A study conducted by three British researchers in applied sciences has identified no less than six molecules that are responsible for the bad smell of our dirty laundry. The study also calls into question the effectiveness of “eco-responsible” detergents at low temperatures.
When it’s time to do your laundry, it’s hard to escape the nauseating smell escaping from our dirty laundry. A British study reveals the origin of this bad smell since it has identified no less than six molecules which are responsible for it. These molecules, a simple wash at low temperature will be unable to remove them, regardless of the brand of detergent used.

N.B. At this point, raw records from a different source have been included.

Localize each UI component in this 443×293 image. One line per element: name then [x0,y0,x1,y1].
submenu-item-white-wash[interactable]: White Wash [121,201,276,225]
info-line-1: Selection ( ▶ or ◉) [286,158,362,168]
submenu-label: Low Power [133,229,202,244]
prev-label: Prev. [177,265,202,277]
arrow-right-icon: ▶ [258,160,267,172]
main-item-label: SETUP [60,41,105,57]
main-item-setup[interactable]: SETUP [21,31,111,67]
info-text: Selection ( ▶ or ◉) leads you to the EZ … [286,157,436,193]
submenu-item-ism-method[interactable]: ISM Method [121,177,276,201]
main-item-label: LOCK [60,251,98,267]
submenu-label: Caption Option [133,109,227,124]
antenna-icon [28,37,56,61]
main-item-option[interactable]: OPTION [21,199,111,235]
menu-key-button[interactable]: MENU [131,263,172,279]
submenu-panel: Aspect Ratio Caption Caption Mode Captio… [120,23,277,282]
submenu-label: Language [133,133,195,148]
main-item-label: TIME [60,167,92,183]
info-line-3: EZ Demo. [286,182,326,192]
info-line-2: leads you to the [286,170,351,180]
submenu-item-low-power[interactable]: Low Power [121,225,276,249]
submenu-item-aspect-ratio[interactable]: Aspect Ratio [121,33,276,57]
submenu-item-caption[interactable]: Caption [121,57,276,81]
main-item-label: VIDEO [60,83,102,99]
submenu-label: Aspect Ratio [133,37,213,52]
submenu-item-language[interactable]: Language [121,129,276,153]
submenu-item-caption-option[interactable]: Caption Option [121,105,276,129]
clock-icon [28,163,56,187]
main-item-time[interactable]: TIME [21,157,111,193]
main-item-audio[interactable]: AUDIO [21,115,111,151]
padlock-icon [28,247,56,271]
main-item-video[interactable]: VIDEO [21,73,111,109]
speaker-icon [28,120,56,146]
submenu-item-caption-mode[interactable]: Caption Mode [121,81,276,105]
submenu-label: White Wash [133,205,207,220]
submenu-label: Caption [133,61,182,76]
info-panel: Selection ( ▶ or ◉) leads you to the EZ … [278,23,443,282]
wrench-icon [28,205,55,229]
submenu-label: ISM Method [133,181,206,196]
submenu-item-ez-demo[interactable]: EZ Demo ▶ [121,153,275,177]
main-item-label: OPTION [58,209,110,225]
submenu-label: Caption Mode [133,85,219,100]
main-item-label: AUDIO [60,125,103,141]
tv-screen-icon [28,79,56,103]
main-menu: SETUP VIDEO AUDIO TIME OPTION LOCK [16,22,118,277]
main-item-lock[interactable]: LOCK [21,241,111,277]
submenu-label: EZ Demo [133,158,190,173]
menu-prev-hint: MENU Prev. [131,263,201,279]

This study, led by Chamila J. Denawaka, Ian A. Fowlis and John R. Dean, three applied science researchers from Northumbria University, UK, used gas chromatography to be able to identify organic compounds volatile substances (VOC) implicated. They are six in number, namely butanoic acid, dimethyldisulphide, dimethyltrisulphide, heptan-2-one, nonan-2-one and octan-2-one. These VOCs arise from the encounter between perspiration and bacteria present on the skin.
To achieve these results, socks and T-shirts were the components of the linen studied. Six men and two women were requisitioned to wear new, clean socks for ten hours in a row in the same model of shoe. These were broken down into three parts for chromatographic analysis, namely a finger zone, a plant zone and a heel zone, each rated from 1 to 10 according to its level of stench. For the t-shirts, nine men wore them during a football tournament that lasted between two and three hours.
» This work is fascinating in that it combines an everyday event – the laundry – with cutting-edge techniques“, says John R. Dean. » In this research project, we applied to soiled laundry a new and innovative analysis technique for the detection of volatile compounds. We hope it will allow better comparison of the effectiveness of different washing techniques. he adds.
The study also calls into question the effectiveness of “eco-responsible” detergents at low temperatures (maximum 20°C). Indeed, the volatile organic compounds identified are not only not eliminated during such a washing mode but, moreover, the latter is ideal for the proliferation of bacteria.